Plan B: Use heat to remove connector. Use an xacto blade to cut through the mask down to the pcb at the gold foil boundaries. I have not tried AP yet to remove foils, but what do y'all think - can AP wick beneath 1 cm width of foil to dissolve base metals and free the foil given sufficient time? Thanks,

PHM


----------



## Lino1406 (Nov 24, 2021)

Normally the mask is used to prevent plating gold under it


----------



## rickbb (Nov 24, 2021)

Panamahatman said:


> can AP wick beneath 1 cm width of foil to dissolve base metals and free the foil given sufficient time? Thanks,
> 
> PHM


If by sufficient time being potentially weeks then yes, eventually the mask will peel off.


----------



## Panamahatman (Nov 25, 2021)

thanks


----------



## Qajaq (Feb 16, 2022)

try this if you can do it real save:
remove the connector and everything else.
Than put the cards in a bath of *hot caustic soda* (minutes - up to an hour, depends on the type/thickness of the mask).
Rinse the masks with water, eventually a bit of brushing is needed. But beleve me the mask will peel off.

Be very, very carefull, hot caustic soda is nasty stuff and a serious danger. Fume hood/outdoor gloves & googles is not enough.
You have to be sure to have the Knowledge doing this method in a right and safety manner. And please read martijn´s post!
And think about if it´s worth it!
Incidentally - the same applies to using AP Solution although it is not the same dangerous staff like hot caustic soda.


----------



## Martijn (Feb 17, 2022)

Gold plating covered with mask is usually a mistake by the manufacturer or an extra layer to protect against oxidizing of copper traces in a very aggressive atmosphere. 
Gold underneath mask has no purpose and will most of the times be ENIG plating. 

Gold used for contactpoints that are changed out often are the thickest. 

That ENIG plating is not worth the risk of getting blind from one drop of lye or worse from working with hot lye!!! 
Especially for a new member!!!! Please think about what you advise to who. 
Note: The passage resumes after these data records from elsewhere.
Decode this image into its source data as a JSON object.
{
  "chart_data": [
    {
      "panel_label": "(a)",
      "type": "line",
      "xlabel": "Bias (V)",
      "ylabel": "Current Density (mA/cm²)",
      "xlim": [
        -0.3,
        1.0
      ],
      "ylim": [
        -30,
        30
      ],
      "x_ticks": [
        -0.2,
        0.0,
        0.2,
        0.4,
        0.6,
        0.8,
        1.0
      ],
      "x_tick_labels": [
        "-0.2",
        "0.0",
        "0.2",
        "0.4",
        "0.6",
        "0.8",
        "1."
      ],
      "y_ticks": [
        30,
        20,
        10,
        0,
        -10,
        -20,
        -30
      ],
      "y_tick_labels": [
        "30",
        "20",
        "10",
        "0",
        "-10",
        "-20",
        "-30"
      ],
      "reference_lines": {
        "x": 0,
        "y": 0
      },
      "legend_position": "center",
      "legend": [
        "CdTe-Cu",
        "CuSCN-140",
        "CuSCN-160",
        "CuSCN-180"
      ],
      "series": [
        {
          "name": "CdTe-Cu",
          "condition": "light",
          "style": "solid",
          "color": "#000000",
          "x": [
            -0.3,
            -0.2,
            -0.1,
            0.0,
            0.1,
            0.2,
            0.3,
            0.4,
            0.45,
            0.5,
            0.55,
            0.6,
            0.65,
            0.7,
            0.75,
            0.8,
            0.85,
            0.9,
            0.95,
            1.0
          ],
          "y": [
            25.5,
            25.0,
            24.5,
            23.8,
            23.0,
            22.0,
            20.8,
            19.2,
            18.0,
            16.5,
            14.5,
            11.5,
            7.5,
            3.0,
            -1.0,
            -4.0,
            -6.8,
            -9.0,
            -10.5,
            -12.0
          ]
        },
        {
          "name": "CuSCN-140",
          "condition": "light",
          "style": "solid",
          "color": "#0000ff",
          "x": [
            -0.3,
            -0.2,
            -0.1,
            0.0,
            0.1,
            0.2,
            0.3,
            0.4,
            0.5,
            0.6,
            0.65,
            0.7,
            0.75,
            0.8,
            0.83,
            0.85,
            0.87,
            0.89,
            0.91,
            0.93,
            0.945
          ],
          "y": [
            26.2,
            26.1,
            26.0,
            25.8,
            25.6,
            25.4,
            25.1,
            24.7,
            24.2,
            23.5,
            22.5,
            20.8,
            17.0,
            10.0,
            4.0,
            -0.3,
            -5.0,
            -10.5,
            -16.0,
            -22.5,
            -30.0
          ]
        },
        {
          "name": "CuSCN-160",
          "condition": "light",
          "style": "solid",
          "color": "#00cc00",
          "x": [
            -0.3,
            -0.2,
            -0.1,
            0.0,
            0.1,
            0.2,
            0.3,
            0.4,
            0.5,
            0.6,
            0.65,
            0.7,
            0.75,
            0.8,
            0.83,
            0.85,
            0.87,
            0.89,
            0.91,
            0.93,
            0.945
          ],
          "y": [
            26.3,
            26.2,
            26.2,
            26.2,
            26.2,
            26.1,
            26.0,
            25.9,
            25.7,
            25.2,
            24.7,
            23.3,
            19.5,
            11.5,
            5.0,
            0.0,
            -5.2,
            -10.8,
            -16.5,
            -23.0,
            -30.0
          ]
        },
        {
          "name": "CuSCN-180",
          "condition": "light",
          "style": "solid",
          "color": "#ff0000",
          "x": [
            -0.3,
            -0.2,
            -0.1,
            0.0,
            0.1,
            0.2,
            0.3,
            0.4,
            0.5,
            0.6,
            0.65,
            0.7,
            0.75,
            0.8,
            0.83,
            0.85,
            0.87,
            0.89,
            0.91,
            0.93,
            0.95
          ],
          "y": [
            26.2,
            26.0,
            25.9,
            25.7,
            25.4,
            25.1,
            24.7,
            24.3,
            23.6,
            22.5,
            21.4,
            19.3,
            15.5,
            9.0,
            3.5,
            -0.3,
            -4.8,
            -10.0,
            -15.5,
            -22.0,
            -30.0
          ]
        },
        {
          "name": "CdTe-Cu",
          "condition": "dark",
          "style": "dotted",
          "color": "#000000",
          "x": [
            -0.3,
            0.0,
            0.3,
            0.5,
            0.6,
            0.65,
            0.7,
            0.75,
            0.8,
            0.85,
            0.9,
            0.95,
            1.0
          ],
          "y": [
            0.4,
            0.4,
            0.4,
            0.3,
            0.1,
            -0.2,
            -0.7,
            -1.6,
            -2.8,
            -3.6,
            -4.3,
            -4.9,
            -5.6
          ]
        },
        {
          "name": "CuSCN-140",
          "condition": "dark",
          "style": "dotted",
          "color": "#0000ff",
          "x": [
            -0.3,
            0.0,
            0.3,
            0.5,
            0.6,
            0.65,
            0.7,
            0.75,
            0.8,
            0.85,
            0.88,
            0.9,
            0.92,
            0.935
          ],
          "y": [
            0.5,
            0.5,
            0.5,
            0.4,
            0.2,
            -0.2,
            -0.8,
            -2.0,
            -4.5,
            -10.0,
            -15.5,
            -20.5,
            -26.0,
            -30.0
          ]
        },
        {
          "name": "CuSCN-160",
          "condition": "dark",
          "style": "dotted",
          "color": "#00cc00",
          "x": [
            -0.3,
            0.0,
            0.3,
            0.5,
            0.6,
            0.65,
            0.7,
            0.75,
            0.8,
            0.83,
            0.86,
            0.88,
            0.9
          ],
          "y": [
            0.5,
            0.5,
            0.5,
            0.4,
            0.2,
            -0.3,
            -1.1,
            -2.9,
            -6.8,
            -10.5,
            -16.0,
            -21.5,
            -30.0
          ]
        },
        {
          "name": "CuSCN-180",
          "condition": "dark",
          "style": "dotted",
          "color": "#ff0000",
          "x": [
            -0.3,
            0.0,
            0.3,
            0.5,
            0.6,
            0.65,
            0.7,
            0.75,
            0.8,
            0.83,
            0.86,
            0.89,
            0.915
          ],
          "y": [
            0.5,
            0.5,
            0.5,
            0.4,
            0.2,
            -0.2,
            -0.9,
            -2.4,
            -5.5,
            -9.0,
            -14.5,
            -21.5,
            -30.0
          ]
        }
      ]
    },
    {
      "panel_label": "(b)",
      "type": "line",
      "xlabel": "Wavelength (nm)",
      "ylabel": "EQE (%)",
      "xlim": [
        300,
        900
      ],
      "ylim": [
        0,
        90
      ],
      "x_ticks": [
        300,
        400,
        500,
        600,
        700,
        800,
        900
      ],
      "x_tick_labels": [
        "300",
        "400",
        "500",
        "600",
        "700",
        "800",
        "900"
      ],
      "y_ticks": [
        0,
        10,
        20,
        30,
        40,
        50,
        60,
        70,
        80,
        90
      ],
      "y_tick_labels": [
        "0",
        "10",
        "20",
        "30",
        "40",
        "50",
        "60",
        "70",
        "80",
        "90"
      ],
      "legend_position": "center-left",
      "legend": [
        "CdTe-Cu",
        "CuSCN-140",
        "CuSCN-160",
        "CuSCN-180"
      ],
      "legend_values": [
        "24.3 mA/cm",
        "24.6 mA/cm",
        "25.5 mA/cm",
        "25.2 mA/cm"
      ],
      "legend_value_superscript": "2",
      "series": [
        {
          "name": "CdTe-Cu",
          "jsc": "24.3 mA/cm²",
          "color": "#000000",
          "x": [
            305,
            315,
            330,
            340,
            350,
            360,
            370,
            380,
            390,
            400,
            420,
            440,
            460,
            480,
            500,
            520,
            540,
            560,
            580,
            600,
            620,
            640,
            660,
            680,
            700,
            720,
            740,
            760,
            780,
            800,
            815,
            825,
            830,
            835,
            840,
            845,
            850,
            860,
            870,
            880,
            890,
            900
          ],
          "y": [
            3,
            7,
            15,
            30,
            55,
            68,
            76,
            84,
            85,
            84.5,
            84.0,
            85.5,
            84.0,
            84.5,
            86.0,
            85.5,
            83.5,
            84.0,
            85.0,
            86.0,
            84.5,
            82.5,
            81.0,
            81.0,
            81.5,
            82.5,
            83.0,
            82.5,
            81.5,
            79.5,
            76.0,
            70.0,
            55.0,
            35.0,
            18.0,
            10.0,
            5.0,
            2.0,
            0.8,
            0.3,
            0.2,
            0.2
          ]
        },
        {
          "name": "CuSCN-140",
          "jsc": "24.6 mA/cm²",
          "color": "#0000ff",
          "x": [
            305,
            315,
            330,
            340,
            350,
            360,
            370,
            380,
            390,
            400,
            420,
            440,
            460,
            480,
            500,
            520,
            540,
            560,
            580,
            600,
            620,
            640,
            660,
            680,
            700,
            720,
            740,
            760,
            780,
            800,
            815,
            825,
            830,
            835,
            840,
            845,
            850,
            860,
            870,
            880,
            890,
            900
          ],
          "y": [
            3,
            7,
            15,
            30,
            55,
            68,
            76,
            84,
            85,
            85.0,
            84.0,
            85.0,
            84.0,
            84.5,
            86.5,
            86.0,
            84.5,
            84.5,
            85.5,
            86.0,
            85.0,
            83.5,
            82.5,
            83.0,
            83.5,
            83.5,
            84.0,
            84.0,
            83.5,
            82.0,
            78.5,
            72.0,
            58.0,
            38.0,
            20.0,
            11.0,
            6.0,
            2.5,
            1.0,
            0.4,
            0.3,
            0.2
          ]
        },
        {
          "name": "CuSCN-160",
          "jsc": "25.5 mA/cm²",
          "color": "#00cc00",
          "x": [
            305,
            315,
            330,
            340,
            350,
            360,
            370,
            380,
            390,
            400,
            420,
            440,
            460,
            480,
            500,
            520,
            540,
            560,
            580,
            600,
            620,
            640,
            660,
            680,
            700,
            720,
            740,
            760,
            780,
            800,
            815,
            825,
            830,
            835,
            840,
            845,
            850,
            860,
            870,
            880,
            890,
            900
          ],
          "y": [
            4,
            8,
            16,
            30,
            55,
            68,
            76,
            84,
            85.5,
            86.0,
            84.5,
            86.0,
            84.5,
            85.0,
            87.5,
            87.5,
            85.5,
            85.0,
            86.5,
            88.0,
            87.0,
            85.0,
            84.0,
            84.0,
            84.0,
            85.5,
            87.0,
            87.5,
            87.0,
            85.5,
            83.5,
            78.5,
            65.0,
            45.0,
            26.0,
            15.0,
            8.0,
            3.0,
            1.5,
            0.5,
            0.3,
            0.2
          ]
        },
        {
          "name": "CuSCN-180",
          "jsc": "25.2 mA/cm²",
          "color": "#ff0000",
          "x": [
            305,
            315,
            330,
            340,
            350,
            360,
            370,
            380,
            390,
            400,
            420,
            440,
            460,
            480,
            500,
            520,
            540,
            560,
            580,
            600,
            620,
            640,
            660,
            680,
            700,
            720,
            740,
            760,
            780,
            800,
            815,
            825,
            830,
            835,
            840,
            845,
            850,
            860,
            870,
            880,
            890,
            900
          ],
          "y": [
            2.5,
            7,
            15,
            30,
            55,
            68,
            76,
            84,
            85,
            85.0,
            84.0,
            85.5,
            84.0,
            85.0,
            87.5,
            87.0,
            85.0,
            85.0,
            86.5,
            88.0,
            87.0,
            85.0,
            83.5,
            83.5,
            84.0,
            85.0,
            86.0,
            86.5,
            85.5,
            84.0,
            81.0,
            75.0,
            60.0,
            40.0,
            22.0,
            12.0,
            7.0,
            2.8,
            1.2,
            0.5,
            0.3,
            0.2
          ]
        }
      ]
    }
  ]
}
Yes it's shiny, but worth going after? 

Soak it a little longer in AP. 
Collect a bunch of these and process separately to get a yield percentage. 
If you can actually measure that tiny amount. 

Martijn.


----------



## Qajaq (Feb 17, 2022)

hi martin
i understand your statement! My warning maybe was a bit short. I will do better next time. And edited my post.
thanks for your input


----------



## macfixer01 (Mar 4, 2022)

Some very good brands such as HP and Tektronix, and the old Sound Blaster cards for example often have gold traces. Some will be thin ENIG, some is not. The original purpose of solder mask was to protect the bare copper traces from oxidation, and to prevent the masked areas of the board from being coated with solder or forming bridges between nearby pads during flow soldering. Normal green/red/blue/etc solder mask (not conformal coatings) can be removed by soaking the board in hot Lye (sodium hydroxide) solution then brushing off the remainder. Lye is dangerous because it’s caustic and is a strong base, it will dissolve your skin and turn the fats into soap. Use proper protective gear, especially safety glasses and gloves. Also hot Lye will etch glass over time, and will vigorously attack aluminum as well. So it’s best not to use glass and definitely not an aluminum container.


----------